C’est avec une voix ferme que Mokhtar Amoudi parle de sa nécessité d’écrire puisque l’Aide à l’Enfance ne commence pas à 21 ans, il écrira tout seul pour se libérer

Éric Rheinhardt lui est au centre de la technique de l’écriture avec une vraie ambition de raconter le monde par le livre.

Dorothée Janin pense à l’impossibilité des délinquants de s’extraire de leur passé, c’est pour eux qu’elle écrit. Dominique Barbéris travaille sur les sensations et le travail de la mémoire.

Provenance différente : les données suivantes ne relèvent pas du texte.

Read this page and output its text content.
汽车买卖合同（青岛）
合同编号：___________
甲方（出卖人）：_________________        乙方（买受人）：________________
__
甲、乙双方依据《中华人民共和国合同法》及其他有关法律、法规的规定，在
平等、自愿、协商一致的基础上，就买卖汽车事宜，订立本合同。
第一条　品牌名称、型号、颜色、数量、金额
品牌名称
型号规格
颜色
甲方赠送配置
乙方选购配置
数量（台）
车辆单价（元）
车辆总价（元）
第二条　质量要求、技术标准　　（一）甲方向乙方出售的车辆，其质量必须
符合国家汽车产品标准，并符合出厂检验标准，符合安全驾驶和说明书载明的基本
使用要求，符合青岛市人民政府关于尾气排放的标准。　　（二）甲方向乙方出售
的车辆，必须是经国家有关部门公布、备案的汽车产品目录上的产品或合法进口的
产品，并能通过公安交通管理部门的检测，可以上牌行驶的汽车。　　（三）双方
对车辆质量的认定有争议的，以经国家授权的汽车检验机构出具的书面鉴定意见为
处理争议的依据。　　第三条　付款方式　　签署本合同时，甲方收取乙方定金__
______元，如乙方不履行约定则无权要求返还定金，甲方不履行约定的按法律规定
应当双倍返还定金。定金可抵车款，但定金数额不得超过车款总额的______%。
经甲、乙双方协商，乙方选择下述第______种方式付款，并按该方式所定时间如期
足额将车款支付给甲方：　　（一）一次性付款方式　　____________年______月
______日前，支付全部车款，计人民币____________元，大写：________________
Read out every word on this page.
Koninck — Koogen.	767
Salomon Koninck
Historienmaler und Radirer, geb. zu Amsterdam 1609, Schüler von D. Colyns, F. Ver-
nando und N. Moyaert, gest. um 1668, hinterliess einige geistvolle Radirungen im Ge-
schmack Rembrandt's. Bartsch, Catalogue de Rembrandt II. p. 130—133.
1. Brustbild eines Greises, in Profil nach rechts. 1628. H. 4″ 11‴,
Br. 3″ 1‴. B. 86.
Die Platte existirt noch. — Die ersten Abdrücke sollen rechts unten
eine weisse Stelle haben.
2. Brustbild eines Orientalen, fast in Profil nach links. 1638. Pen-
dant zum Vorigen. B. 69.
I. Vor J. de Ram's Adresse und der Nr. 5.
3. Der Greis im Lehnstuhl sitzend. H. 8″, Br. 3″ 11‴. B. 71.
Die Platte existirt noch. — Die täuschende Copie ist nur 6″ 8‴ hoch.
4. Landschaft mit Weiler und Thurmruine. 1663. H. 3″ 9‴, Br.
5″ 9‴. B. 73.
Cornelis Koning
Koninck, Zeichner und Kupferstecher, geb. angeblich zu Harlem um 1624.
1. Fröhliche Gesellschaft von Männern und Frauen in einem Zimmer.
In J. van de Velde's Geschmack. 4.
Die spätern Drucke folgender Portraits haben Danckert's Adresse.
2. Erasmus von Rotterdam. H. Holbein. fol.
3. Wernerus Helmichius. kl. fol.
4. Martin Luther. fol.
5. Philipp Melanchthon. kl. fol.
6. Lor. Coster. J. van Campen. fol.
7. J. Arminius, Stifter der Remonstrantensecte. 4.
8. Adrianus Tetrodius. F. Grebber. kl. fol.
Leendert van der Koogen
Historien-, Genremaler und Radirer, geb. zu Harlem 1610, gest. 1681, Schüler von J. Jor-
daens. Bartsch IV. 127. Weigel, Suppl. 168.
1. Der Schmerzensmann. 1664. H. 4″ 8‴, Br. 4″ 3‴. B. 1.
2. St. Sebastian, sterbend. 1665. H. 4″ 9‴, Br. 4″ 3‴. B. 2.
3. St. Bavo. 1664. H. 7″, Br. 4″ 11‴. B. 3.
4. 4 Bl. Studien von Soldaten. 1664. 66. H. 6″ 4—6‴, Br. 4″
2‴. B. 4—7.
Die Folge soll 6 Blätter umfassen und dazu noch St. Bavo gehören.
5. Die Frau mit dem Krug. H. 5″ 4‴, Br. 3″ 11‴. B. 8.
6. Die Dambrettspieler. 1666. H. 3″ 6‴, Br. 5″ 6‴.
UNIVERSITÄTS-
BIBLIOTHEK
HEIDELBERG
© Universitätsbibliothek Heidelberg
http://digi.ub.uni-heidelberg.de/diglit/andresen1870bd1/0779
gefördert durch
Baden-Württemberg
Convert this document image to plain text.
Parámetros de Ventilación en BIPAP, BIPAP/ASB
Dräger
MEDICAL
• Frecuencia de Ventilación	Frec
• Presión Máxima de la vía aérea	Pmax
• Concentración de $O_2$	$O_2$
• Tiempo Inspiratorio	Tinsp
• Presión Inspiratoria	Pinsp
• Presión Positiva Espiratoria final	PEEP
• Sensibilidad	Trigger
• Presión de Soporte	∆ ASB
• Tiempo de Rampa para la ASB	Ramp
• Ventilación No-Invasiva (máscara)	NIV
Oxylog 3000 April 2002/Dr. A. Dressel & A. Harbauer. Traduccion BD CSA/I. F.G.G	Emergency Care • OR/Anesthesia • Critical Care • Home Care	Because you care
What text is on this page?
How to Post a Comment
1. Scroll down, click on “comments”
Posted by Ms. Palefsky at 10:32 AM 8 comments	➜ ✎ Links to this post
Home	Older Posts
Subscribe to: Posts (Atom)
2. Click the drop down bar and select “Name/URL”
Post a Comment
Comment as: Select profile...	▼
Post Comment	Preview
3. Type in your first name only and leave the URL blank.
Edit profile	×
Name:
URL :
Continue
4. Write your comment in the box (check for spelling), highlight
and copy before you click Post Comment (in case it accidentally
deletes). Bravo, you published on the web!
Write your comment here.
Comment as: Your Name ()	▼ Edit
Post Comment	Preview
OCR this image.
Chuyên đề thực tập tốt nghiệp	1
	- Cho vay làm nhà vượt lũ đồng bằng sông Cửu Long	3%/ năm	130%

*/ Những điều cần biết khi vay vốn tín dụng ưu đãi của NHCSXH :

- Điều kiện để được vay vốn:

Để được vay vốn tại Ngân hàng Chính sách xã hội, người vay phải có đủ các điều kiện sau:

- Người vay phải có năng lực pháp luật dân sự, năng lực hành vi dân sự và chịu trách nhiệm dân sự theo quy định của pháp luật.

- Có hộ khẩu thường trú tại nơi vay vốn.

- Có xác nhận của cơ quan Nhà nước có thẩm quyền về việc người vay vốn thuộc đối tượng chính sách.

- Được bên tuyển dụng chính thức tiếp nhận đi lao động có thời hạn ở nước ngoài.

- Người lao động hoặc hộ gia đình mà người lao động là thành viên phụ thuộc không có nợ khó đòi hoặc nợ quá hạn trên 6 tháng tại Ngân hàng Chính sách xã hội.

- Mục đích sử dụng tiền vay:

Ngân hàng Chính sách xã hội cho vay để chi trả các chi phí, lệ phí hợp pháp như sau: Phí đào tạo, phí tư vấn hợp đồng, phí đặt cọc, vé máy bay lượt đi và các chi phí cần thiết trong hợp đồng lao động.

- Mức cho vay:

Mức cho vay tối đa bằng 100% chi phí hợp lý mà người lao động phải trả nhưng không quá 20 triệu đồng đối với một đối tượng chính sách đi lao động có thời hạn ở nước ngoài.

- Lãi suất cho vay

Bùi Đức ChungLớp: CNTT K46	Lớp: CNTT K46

Laure Murat aborde l’homosexualité dans la société qu’elle connaît si bien, qui n’exclut personne tant que les choses ne sont pas dites. Grâce à Proust, ce sujet minoritaire devient universel et sa subtile analyse le rend soudain habitable.

Antoine Sénanque nous plonge dans un XIVème siècle noir comme sa peste …qui nous renvoie à l’actualité des virus …Ne pas s’acharner sur les rats ! dit-il … …

…Aussi ce fut joyeux de rendre justice aux laids, mal aimés vers de terre et leur lombricompost avec Gaspard Koenig que nous aurions aimé entendre davantage, lui aussi… »

Marie- Elisabeth Labrugière

« Nous avons rencontré des élèves, sérieux de la mission qui leur est confiée : le pouvoir de choisir. Choisir l’écrivain ou l’écrivaine dont le livre les aura le plus touchés. Et pour cela, quoi de mieux que de confronter ces auteurs à la spontanéité de leurs interrogations ? Les questions brutes de ces adolescents à la recherche de réponses. Quel bonheur de voir cette jeunesse intéressée par la lecture, se rattacher parfois aux écrivains qui prennent soudainement des allures de grands frères, de pères, d’exemples. » Salomé Romano

L’objectif de ce prix est de faire découvrir aux lycéens la littérature contemporaine et de susciter l’envie de lire. Près de 2 000 élèves ont lu et étudié les 16 romans de la sélection, un marathon difficile mais exaltant. Aujourd´hui le Goncourt des lycéens est devenu un prix reconnu par l´ensemble des acteurs du livre ainsi que par le public et son impact est à la fois commercial et sociétal.